Taylor Heisley-Cook ’07 and Gioachino Ragosta ’05 got together at the beginning of the 2004 – 2005 school year. They were together while Ragosta was applying to college, but, Heisley-Cook said, their relationship did not affect his college list.

When Ragosta left for the University of Puget Sound in Tacoma, Wash., the two decided to break up. A year later they were reunited during the school’s Edinburgh trip.

“After lots of drama, we got back together,” Heisley-Cook said. In August it came time for Ragosta to go back to Washington, and the pair was again faced with the decision: break up or attempt the long-distance relationship?

“Originally he had a lot of doubts, then I had a lot of doubts,” Heisley-Cook said. “Then we decided we loved each other, so we should work it out.”

The two talked on the phone multiple times per day, Heisley-Cook said. Ragosta has since returned to Los Angeles for family reasons and attends Santa Monica College.

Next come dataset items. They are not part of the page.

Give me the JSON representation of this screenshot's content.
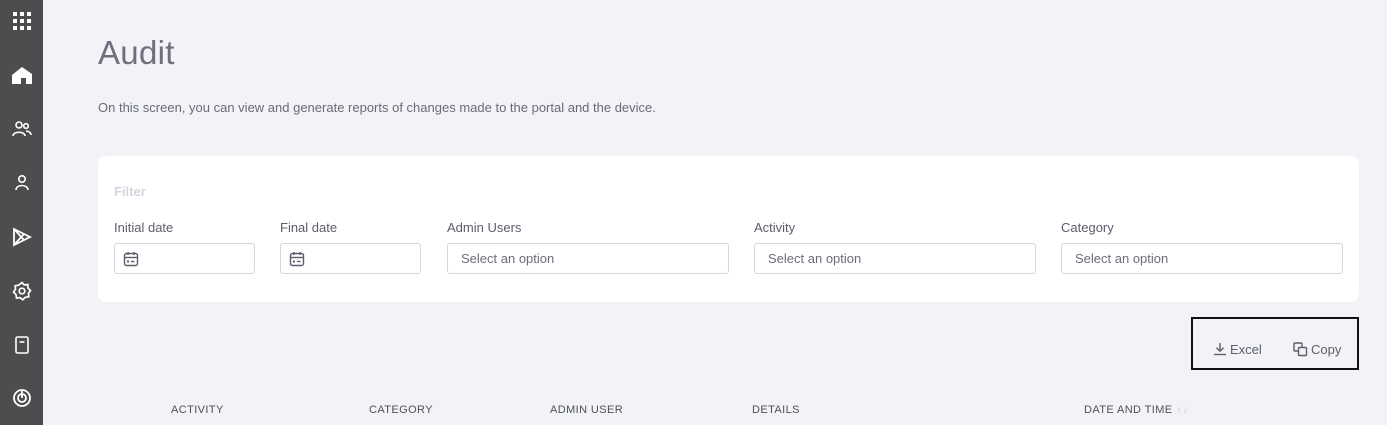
{
  "sidebar": {
    "items": [
      {
        "icon": "apps-grid-icon"
      },
      {
        "icon": "home-icon"
      },
      {
        "icon": "users-icon"
      },
      {
        "icon": "user-icon"
      },
      {
        "icon": "play-store-icon"
      },
      {
        "icon": "settings-gear-icon"
      },
      {
        "icon": "device-icon"
      },
      {
        "icon": "power-target-icon"
      }
    ]
  },
  "header": {
    "title": "Audit",
    "description": "On this screen, you can view and generate reports of changes made to the portal and the device."
  },
  "filter": {
    "title": "Filter",
    "initial_date_label": "Initial date",
    "final_date_label": "Final date",
    "admin_users_label": "Admin Users",
    "admin_users_placeholder": "Select an option",
    "activity_label": "Activity",
    "activity_placeholder": "Select an option",
    "category_label": "Category",
    "category_placeholder": "Select an option"
  },
  "export": {
    "excel_label": "Excel",
    "copy_label": "Copy"
  },
  "table": {
    "columns": [
      "ACTIVITY",
      "CATEGORY",
      "ADMIN USER",
      "DETAILS",
      "DATE AND TIME"
    ],
    "sort_glyph": "↑↓"
  },
  "colors": {
    "sidebar": "#4d4d4f",
    "background": "#f2f3f7",
    "card": "#ffffff",
    "highlight_border": "#111111"
  }
}
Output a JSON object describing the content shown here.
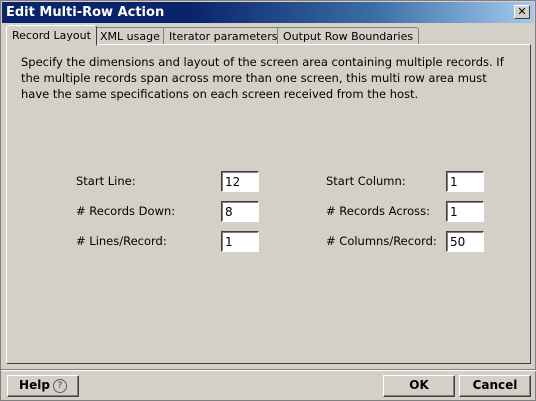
{
  "window": {
    "title": "Edit Multi-Row Action",
    "close_label": "✕"
  },
  "tabs": [
    {
      "label": "Record Layout",
      "active": true
    },
    {
      "label": "XML usage",
      "active": false
    },
    {
      "label": "Iterator parameters",
      "active": false
    },
    {
      "label": "Output Row Boundaries",
      "active": false
    }
  ],
  "description": "Specify the dimensions and layout of the screen area containing multiple records. If the multiple records span across more than one screen, this multi row area must have the same specifications on each screen received from the host.",
  "fields": {
    "start_line": {
      "label": "Start Line:",
      "value": "12"
    },
    "records_down": {
      "label": "# Records Down:",
      "value": "8"
    },
    "lines_per_record": {
      "label": "# Lines/Record:",
      "value": "1"
    },
    "start_column": {
      "label": "Start Column:",
      "value": "1"
    },
    "records_across": {
      "label": "# Records Across:",
      "value": "1"
    },
    "columns_per_record": {
      "label": "# Columns/Record:",
      "value": "50"
    }
  },
  "buttons": {
    "help": "Help",
    "help_icon": "?",
    "ok": "OK",
    "cancel": "Cancel"
  }
}
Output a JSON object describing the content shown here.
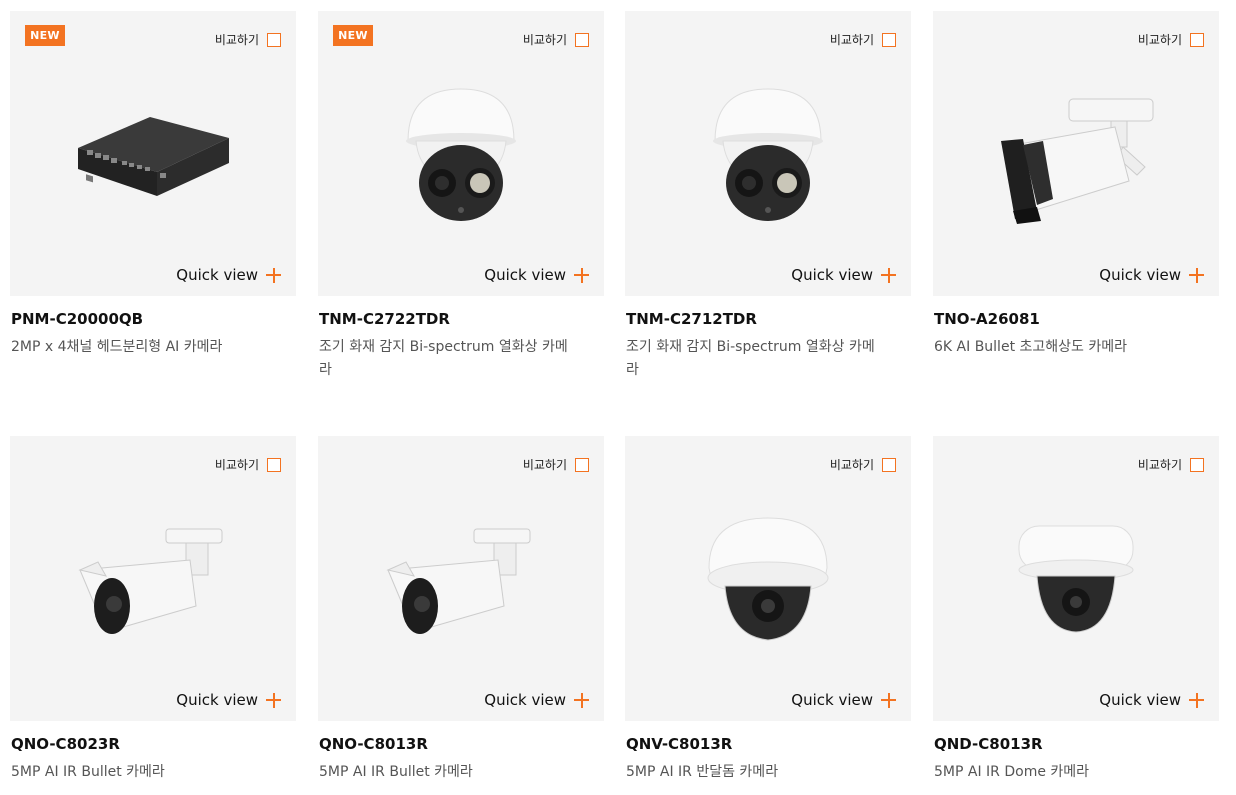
{
  "accent_color": "#f37321",
  "products": [
    {
      "badge": "NEW",
      "compare_label": "비교하기",
      "quick_view_label": "Quick view",
      "name": "PNM-C20000QB",
      "description": "2MP x 4채널 헤드분리형 AI 카메라",
      "icon": "multi-channel-box"
    },
    {
      "badge": "NEW",
      "compare_label": "비교하기",
      "quick_view_label": "Quick view",
      "name": "TNM-C2722TDR",
      "description": "조기 화재 감지 Bi-spectrum 열화상 카메라",
      "icon": "thermal-turret"
    },
    {
      "badge": "",
      "compare_label": "비교하기",
      "quick_view_label": "Quick view",
      "name": "TNM-C2712TDR",
      "description": "조기 화재 감지 Bi-spectrum 열화상 카메라",
      "icon": "thermal-turret"
    },
    {
      "badge": "",
      "compare_label": "비교하기",
      "quick_view_label": "Quick view",
      "name": "TNO-A26081",
      "description": "6K AI Bullet 초고해상도 카메라",
      "icon": "large-bullet"
    },
    {
      "badge": "",
      "compare_label": "비교하기",
      "quick_view_label": "Quick view",
      "name": "QNO-C8023R",
      "description": "5MP AI IR Bullet 카메라",
      "icon": "bullet"
    },
    {
      "badge": "",
      "compare_label": "비교하기",
      "quick_view_label": "Quick view",
      "name": "QNO-C8013R",
      "description": "5MP AI IR Bullet 카메라",
      "icon": "bullet"
    },
    {
      "badge": "",
      "compare_label": "비교하기",
      "quick_view_label": "Quick view",
      "name": "QNV-C8013R",
      "description": "5MP AI IR 반달돔 카메라",
      "icon": "vandal-dome"
    },
    {
      "badge": "",
      "compare_label": "비교하기",
      "quick_view_label": "Quick view",
      "name": "QND-C8013R",
      "description": "5MP AI IR Dome 카메라",
      "icon": "dome"
    }
  ]
}
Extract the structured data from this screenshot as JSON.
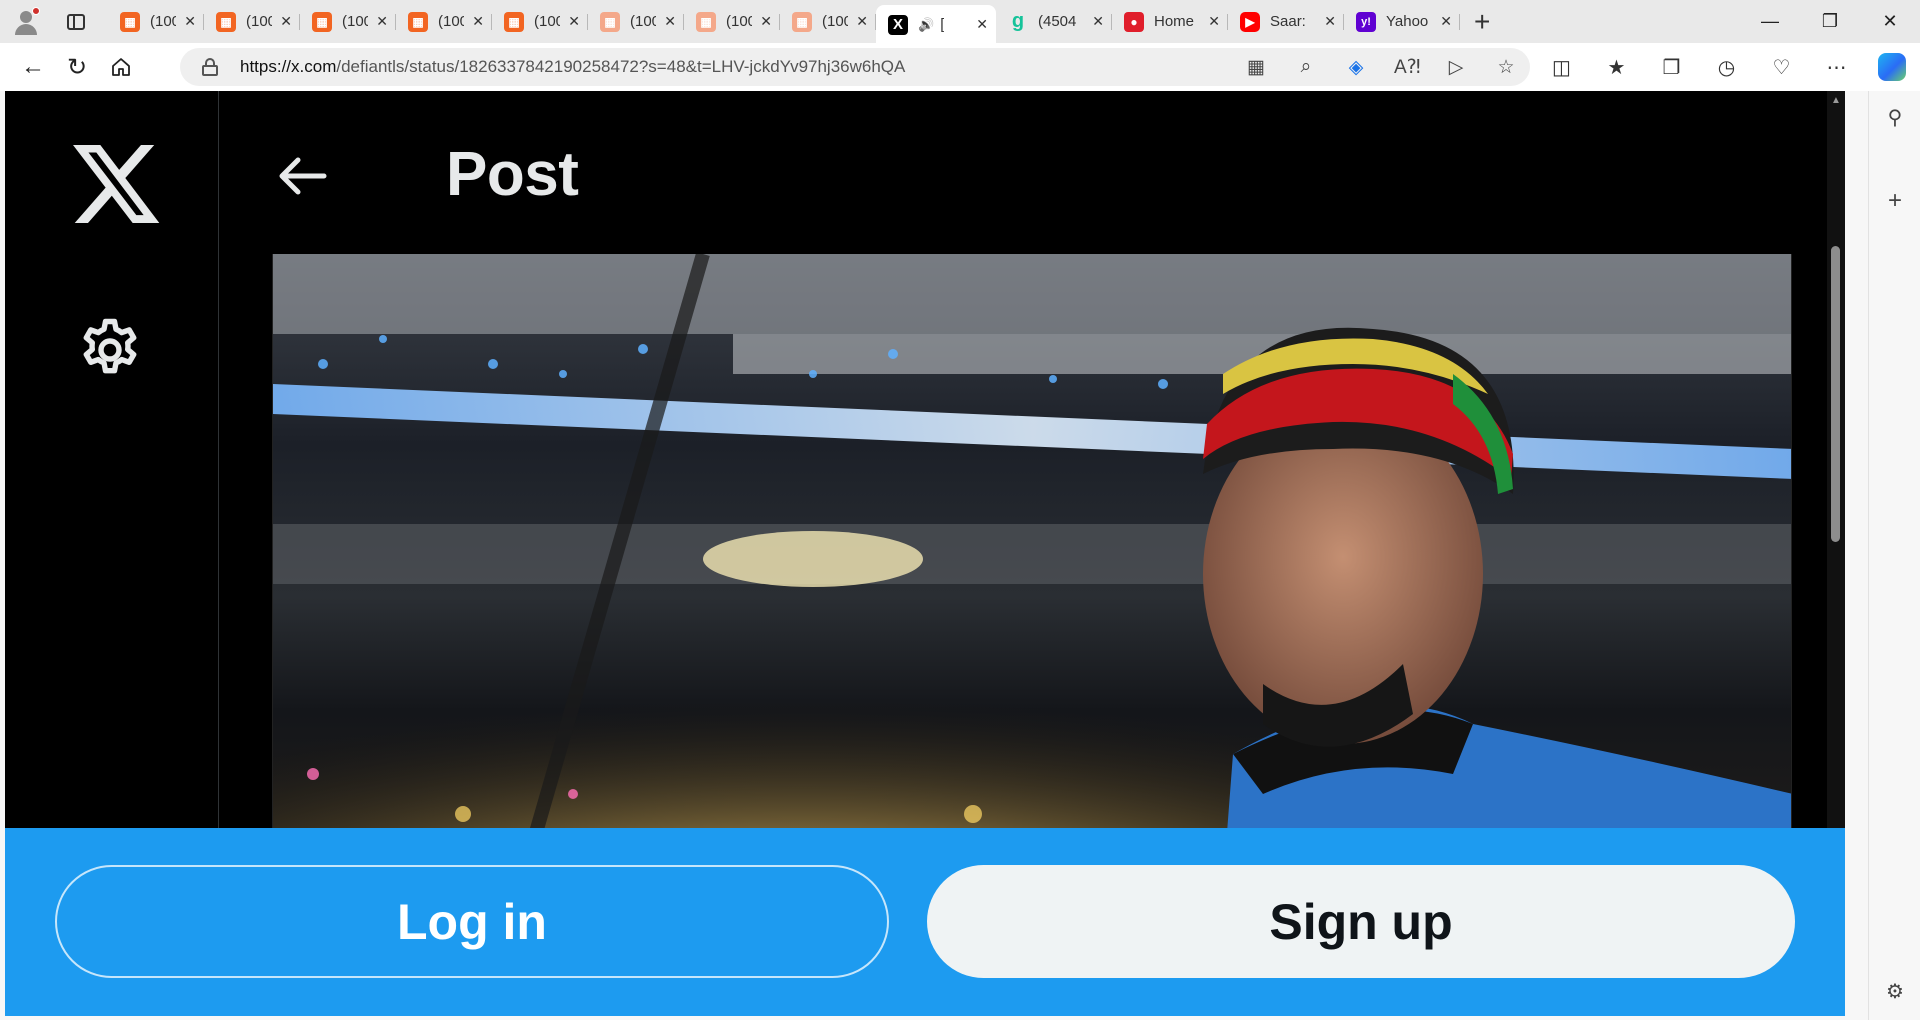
{
  "browser": {
    "tabs": [
      {
        "title": "(100)",
        "favicon": "substack-icon",
        "dim": false
      },
      {
        "title": "(100)",
        "favicon": "substack-icon",
        "dim": false
      },
      {
        "title": "(100)",
        "favicon": "substack-icon",
        "dim": false
      },
      {
        "title": "(100)",
        "favicon": "substack-icon",
        "dim": false
      },
      {
        "title": "(100)",
        "favicon": "substack-icon",
        "dim": false
      },
      {
        "title": "(100)",
        "favicon": "substack-icon",
        "dim": true
      },
      {
        "title": "(100)",
        "favicon": "substack-icon",
        "dim": true
      },
      {
        "title": "(100)",
        "favicon": "substack-icon",
        "dim": true
      },
      {
        "title": "[",
        "favicon": "x-icon",
        "active": true,
        "audio": true
      },
      {
        "title": "(4504",
        "favicon": "grammarly-icon"
      },
      {
        "title": "Home",
        "favicon": "news-icon"
      },
      {
        "title": "Saar:",
        "favicon": "youtube-icon"
      },
      {
        "title": "Yahoo",
        "favicon": "yahoo-icon"
      }
    ],
    "url_host": "https://x.com",
    "url_path": "/defiantls/status/1826337842190258472?s=48&t=LHV-jckdYv97hj36w6hQA",
    "accent_color": "#1d9bf0"
  },
  "page": {
    "title": "Post",
    "login_label": "Log in",
    "signup_label": "Sign up"
  }
}
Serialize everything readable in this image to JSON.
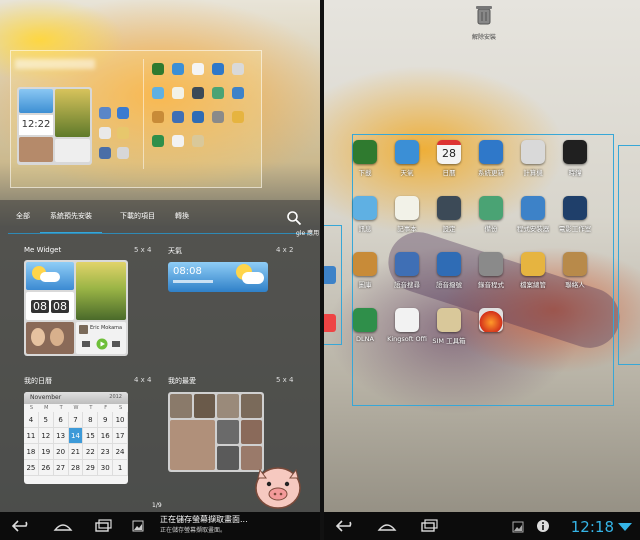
{
  "left": {
    "tabs": [
      "全部",
      "系統預先安裝",
      "下載的項目",
      "轉換"
    ],
    "widgets": [
      {
        "title": "Me Widget",
        "size": "5 x 4"
      },
      {
        "title": "天氣",
        "size": "4 x 2"
      },
      {
        "title": "我的日曆",
        "size": "4 x 4"
      },
      {
        "title": "我的最愛",
        "size": "5 x 4"
      }
    ],
    "me_widget": {
      "time_hour": "08",
      "time_min": "08",
      "contact_name": "Eric Mokama"
    },
    "weather_time": "08:08",
    "calendar": {
      "month": "November",
      "year": "2012",
      "weekdays": [
        "S",
        "M",
        "T",
        "W",
        "T",
        "F",
        "S"
      ],
      "rows": [
        [
          "4",
          "5",
          "6",
          "7",
          "8",
          "9",
          "10"
        ],
        [
          "11",
          "12",
          "13",
          "14",
          "15",
          "16",
          "17"
        ],
        [
          "18",
          "19",
          "20",
          "21",
          "22",
          "23",
          "24"
        ],
        [
          "25",
          "26",
          "27",
          "28",
          "29",
          "30",
          "1"
        ]
      ]
    },
    "page_indicator": "1/9",
    "preview_time": "12:22",
    "peek_label": "gle 應用",
    "toast": [
      "正在儲存螢幕擷取畫面...",
      "正在儲存螢幕擷取畫面。"
    ]
  },
  "right": {
    "trash_label": "解除安裝",
    "apps": [
      {
        "label": "下載",
        "color": "#2f7a2f"
      },
      {
        "label": "天氣",
        "color": "#3b8fd6"
      },
      {
        "label": "日曆",
        "color": "#f4f4f4",
        "text": "28"
      },
      {
        "label": "系統更新",
        "color": "#2f78c9"
      },
      {
        "label": "計算機",
        "color": "#d9d9d9"
      },
      {
        "label": "時鐘",
        "color": "#202020"
      },
      {
        "label": "訊息",
        "color": "#5fb0e3"
      },
      {
        "label": "記事本",
        "color": "#f2f2e8"
      },
      {
        "label": "設定",
        "color": "#3c4a57"
      },
      {
        "label": "備份",
        "color": "#4aa374"
      },
      {
        "label": "程式安裝器",
        "color": "#3d82c8"
      },
      {
        "label": "電影工作室",
        "color": "#1f3f6a"
      },
      {
        "label": "圖庫",
        "color": "#c88b38"
      },
      {
        "label": "語音搜尋",
        "color": "#3f6fb5"
      },
      {
        "label": "語音撥號",
        "color": "#2f6cb5"
      },
      {
        "label": "錄音程式",
        "color": "#8a8a8a"
      },
      {
        "label": "檔案總管",
        "color": "#e6b440"
      },
      {
        "label": "聯絡人",
        "color": "#b88a4a"
      },
      {
        "label": "DLNA",
        "color": "#2f8f4a"
      },
      {
        "label": "Kingsoft Offi",
        "color": "#f2f2f2"
      },
      {
        "label": "SIM 工具箱",
        "color": "#d9c89a"
      },
      {
        "label": "",
        "color": "#e0e0e0"
      }
    ],
    "time": "12:18"
  }
}
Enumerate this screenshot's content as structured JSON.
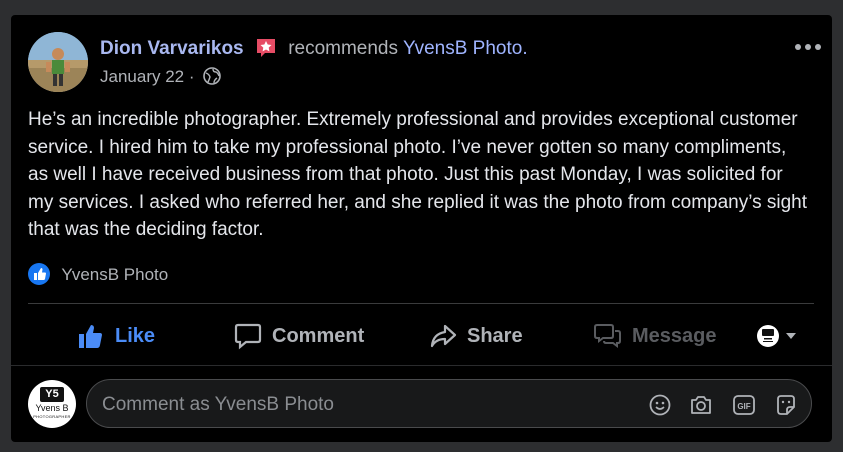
{
  "post": {
    "author": "Dion Varvarikos",
    "recommends_text": "recommends",
    "page_name": "YvensB Photo.",
    "date": "January 22 ·",
    "body": "He’s an incredible photographer. Extremely professional and provides exceptional customer service. I hired him to take my professional photo. I’ve never gotten so many compliments, as well I have received business from that photo. Just this past Monday, I was solicited for my services. I asked who referred her, and she replied it was the photo from company’s sight that was the deciding factor."
  },
  "reactions": {
    "liked_by": "YvensB Photo"
  },
  "actions": {
    "like": "Like",
    "comment": "Comment",
    "share": "Share",
    "message": "Message"
  },
  "comment_box": {
    "placeholder": "Comment as YvensB Photo",
    "logo_mark": "Y5",
    "logo_name": "Yvens B",
    "logo_sub": "PHOTOGRAPHER"
  },
  "colors": {
    "background": "#2d2e30",
    "card": "#000000",
    "like_blue": "#4b8cf7",
    "author_link": "#a9b8f0",
    "text": "#e4e6eb",
    "muted": "#b0b3b8"
  },
  "icons": [
    "star-badge-icon",
    "globe-icon",
    "more-options-icon",
    "like-thumb-icon",
    "comment-bubble-icon",
    "share-arrow-icon",
    "message-icon",
    "emoji-icon",
    "camera-icon",
    "gif-icon",
    "sticker-icon",
    "chevron-down-icon"
  ]
}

“I talk to him on the phone all the time,” Heisley-Cook said, “and I’m actually seeing him tonight. I see him all the time.”

Heisley-Cook is not planning on staying in Southern California for college, but she said this has not yet become an issue in the relationship.

“We’re going to deal with it when the time comes,” she said. For now, Isaac and Aimee are not letting the college situation get to them. In the end, Aimee says simply, “It’ll work out.”

“That’s a phrase we use a lot,” Isaac says. “When we aren’t applying to the same school, we always used to say we’d split train fares.”

*Isaac’s and Aimee’s names were withheld at their request.